Friday night our group had a night out to celebrate the start of the program, we went to a place in el barrio carmen (which is where a lot of clubs and nightlife are) called Corona 15.  I walked there with a friend and we had an interesting experience trying to follow my map through the twisty, narrow streets of downtown Valencia.  A lot of the streets are really short and end with one direction for you to turn, and the longer streets change names every block.  So one long street could have like 4 or 5 names, which makes it extremely confusing looking at a map and trying to find the hidden street signs which are on the actual buildings and not the streets.  They are also usually written in Valencian, which is slightly different than the Spanish on my map.  We saw the scariest looking cat perched on a brick wall on one tiny street, it stared us down and followed us with its eyes as we walked by.  
The Club was an interesting place- it had a couple pillars that were designed as trees, and the branches were the ceiling with lights strung between them that changed colors.  They played mostly American music (Spanish favorites such as Lady GaGa and the Black Eyed Peas), but also a few Spanish songs thrown in the mix.  

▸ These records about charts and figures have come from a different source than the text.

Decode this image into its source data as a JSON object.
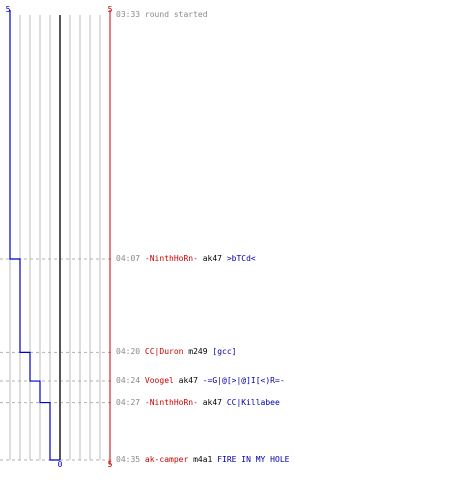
{
  "chart_data": {
    "type": "line",
    "title": "",
    "xlabel": "",
    "ylabel": "",
    "xlim": [
      0,
      10
    ],
    "scale_max_left": "5",
    "scale_max_right": "5",
    "scale_zero": "0",
    "scale_max_right_bottom": "5",
    "series": [
      {
        "values_over_events": [
          {
            "time": "03:33",
            "x": 0
          },
          {
            "time": "04:07",
            "x": 1
          },
          {
            "time": "04:20",
            "x": 2
          },
          {
            "time": "04:24",
            "x": 3
          },
          {
            "time": "04:27",
            "x": 4
          },
          {
            "time": "04:35",
            "x": 5
          }
        ]
      }
    ],
    "events": [
      {
        "time": "03:33",
        "text": "round started"
      },
      {
        "time": "04:07",
        "killer": "-NinthHoRn-",
        "weapon": "ak47",
        "victim": ">bTCd<"
      },
      {
        "time": "04:20",
        "killer": "CC|Duron",
        "weapon": "m249",
        "victim": "[gcc]"
      },
      {
        "time": "04:24",
        "killer": "Voogel",
        "weapon": "ak47",
        "victim": "-=G|@[>|@]I[<)R=-"
      },
      {
        "time": "04:27",
        "killer": "-NinthHoRn-",
        "weapon": "ak47",
        "victim": "CC|Killabee"
      },
      {
        "time": "04:35",
        "killer": "ak-camper",
        "weapon": "m4a1",
        "victim": "FIRE IN MY HOLE"
      }
    ],
    "colors": {
      "team_a": "#0000cc",
      "team_b": "#cc0000",
      "grid": "#bbbbbb",
      "center": "#555555",
      "event_time": "#8a8a8a",
      "killer": "#cc0000",
      "weapon": "#000000",
      "victim": "#0000aa"
    }
  }
}
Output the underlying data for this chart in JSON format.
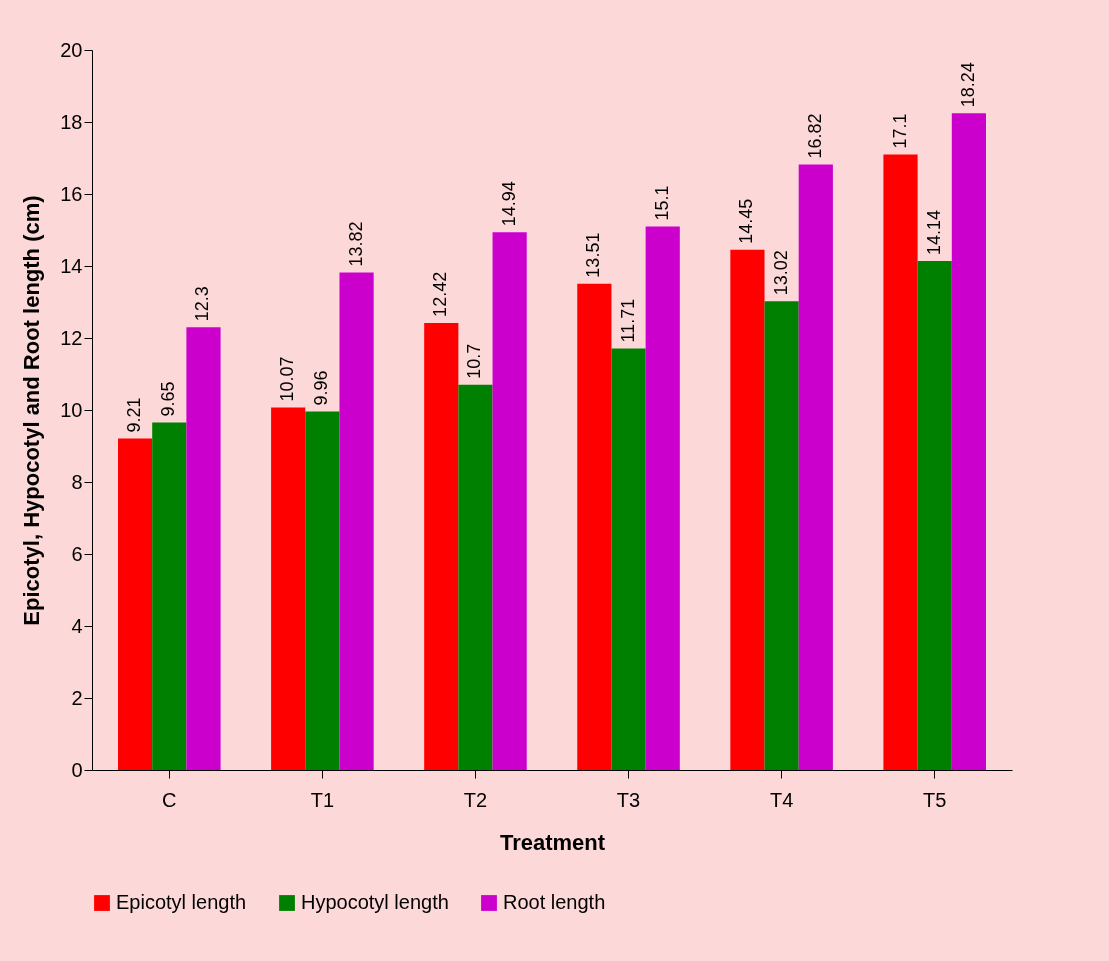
{
  "chart_data": {
    "type": "bar",
    "xlabel": "Treatment",
    "ylabel": "Epicotyl, Hypocotyl and Root length (cm)",
    "categories": [
      "C",
      "T1",
      "T2",
      "T3",
      "T4",
      "T5"
    ],
    "series": [
      {
        "name": "Epicotyl length",
        "color": "#ff0000",
        "values": [
          9.21,
          10.07,
          12.42,
          13.51,
          14.45,
          17.1
        ]
      },
      {
        "name": "Hypocotyl length",
        "color": "#008000",
        "values": [
          9.65,
          9.96,
          10.7,
          11.71,
          13.02,
          14.14
        ]
      },
      {
        "name": "Root length",
        "color": "#cc00cc",
        "values": [
          12.3,
          13.82,
          14.94,
          15.1,
          16.82,
          18.24
        ]
      }
    ],
    "ylim": [
      0,
      20
    ],
    "yticks": [
      0,
      2,
      4,
      6,
      8,
      10,
      12,
      14,
      16,
      18,
      20
    ],
    "data_labels": true,
    "legend": "bottom",
    "grid": false
  }
}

Back to Saturday, after the beach a couple friends and myself walked back downtown in search of a tapas bar- not a very difficult task in Valencia.  We stumbled upon a beautiful structure called El Mercado de Colón, which is basically a collection of tapas bars inside a structure with a roof but open sides.  We didn't eat there but we did find somewhere else close by that was pretty inexpensive.  I had some type of ice cream that I picked randomly off the menu, but turned out to be delicious.  It had cinnamon and nutmeg on the top and tasted kind of like vanilla, except better.